Fatty fossils foil (long-age) faith

Scientists have discovered that fossils of Dickinsonia, an extinct ocean-dwelling creature, contain high levels of a cholesterol-like molecule.

‘Dated’ at 558 million years old (Ediacaran), Dickinsonia is regarded by evolutionists to be one of the earliest organisms to have evolved. They are claimed to be even older than trilobites and other Cambrian creatures. But if these fossils actually were that old, we should not find cholesterol-like substances. Such biomolecules should have degraded long ago, even under optimal conditions.

This rivals a 2014 paper that found soft, flexible, and unmineralized marine worms (Sabellidites cambriensis) with an evolutionary ‘date’ of 550 million years (see creation.com/worm-fossils-still-soft).

Such discoveries pose a radical challenge to the idea that the fossils are millions of years old, but fit perfectly with what we would expect if the earth is only ~6,000 years old as taught in the Bible.

  • Bobrovskiy, Ilya., et. al., Ancient steroids establish the Ediacaran fossil Dickinsonia as one of the earliest animals, Science 361(6408):1246–1249, 21 Sep 2018.

‘Ancient’ stone circle shock

A circle of stones located at Leochel-Cushnie (Aberdeenshire, Scotland) turns out to have been made more recently than some experts thought.

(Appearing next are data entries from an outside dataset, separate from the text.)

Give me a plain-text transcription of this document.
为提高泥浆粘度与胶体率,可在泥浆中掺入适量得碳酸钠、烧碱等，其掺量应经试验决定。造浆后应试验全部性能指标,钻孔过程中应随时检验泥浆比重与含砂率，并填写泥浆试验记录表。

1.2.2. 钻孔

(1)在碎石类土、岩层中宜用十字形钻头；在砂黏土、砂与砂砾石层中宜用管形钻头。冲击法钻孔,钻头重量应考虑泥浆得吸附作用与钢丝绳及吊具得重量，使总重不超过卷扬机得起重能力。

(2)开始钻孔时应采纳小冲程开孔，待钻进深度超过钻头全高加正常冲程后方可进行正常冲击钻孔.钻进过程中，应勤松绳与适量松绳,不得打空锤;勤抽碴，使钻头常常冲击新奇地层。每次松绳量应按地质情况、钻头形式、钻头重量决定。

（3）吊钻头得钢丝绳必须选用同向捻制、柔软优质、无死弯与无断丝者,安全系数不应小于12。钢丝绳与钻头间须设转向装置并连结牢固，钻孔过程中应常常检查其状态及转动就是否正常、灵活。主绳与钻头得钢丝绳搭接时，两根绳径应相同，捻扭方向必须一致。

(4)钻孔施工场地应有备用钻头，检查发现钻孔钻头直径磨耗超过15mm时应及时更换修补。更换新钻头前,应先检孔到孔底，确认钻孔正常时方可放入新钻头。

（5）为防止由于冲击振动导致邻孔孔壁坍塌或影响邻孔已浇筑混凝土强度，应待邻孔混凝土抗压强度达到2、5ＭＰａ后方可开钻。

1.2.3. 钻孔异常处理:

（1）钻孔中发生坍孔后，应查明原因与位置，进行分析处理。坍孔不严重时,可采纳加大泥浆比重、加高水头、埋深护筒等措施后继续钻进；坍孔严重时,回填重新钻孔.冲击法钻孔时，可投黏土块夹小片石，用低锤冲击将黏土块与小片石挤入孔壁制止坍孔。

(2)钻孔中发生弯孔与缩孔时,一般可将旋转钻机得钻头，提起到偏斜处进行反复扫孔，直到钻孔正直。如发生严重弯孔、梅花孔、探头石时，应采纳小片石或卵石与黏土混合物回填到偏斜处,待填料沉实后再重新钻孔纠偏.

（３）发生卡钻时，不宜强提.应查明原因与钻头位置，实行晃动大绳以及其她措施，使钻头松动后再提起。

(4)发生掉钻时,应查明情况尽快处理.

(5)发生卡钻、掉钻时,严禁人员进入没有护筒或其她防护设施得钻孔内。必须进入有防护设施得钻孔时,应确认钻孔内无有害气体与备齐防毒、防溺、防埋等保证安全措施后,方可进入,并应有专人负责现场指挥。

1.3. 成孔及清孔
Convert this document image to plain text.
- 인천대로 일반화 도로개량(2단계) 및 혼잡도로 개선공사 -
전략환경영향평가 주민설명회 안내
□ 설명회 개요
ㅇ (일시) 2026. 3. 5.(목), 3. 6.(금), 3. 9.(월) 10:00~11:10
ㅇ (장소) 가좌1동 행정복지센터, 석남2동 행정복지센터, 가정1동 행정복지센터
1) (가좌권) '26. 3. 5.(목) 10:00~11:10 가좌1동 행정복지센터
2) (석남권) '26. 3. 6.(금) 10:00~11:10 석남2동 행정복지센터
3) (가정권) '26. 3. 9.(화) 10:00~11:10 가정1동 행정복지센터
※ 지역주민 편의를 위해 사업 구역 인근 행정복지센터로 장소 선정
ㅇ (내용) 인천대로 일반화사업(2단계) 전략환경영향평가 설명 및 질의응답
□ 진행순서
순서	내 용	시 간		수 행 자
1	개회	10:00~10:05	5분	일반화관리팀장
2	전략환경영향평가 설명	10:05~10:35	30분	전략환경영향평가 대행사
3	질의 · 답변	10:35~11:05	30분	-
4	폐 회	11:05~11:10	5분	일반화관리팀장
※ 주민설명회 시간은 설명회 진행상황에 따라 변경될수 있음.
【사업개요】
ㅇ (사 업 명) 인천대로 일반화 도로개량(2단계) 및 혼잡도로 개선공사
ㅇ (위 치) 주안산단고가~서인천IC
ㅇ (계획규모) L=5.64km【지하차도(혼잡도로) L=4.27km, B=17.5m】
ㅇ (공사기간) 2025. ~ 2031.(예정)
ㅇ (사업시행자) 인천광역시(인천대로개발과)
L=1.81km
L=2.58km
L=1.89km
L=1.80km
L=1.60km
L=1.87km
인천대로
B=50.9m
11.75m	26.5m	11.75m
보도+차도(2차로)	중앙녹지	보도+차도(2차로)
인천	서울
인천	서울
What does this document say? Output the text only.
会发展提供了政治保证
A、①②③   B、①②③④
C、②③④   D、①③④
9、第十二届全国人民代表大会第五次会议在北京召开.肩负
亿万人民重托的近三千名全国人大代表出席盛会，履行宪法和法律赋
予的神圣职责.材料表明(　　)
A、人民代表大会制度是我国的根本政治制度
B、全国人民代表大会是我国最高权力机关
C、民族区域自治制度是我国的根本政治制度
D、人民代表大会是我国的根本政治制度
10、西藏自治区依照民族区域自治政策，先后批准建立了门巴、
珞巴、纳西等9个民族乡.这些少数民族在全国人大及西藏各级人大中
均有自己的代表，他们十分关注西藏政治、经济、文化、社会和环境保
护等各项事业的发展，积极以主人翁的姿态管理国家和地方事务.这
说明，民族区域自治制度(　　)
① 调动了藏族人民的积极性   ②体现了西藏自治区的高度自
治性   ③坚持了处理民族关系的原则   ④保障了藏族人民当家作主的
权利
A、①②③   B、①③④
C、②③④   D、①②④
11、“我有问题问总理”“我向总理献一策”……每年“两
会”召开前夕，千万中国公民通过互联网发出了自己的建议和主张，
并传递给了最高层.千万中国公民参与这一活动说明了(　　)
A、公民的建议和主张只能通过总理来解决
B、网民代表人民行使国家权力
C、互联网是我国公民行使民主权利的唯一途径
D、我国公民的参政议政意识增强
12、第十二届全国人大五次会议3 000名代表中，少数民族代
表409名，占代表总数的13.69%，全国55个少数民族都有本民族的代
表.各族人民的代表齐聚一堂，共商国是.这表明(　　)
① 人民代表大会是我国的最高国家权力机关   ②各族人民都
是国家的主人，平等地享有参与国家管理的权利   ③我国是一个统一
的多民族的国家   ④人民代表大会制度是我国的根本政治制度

Historic Environment Scotland and Aberdeenshire Council’s Archaeology Service both claimed the circle was authentic and deemed it to be thousands of years old.

That is, until the previous owner of the land came forward and explained that he himself had assembled the stones in a circle in the 1990s. Historians and archaeologists have taken the news in their stride, at the same time admitting that stone circles are difficult to date … .

A revelation by the maker is still the best and most reliable way to find out about the origin—and age—of anything.

©123rf.com/David Ronald Headstone-circle
  • BBC, ‘Ancient’ Aberdeenshire stone circle found to be replica, bbc.co.uk, 21 Jan 2019.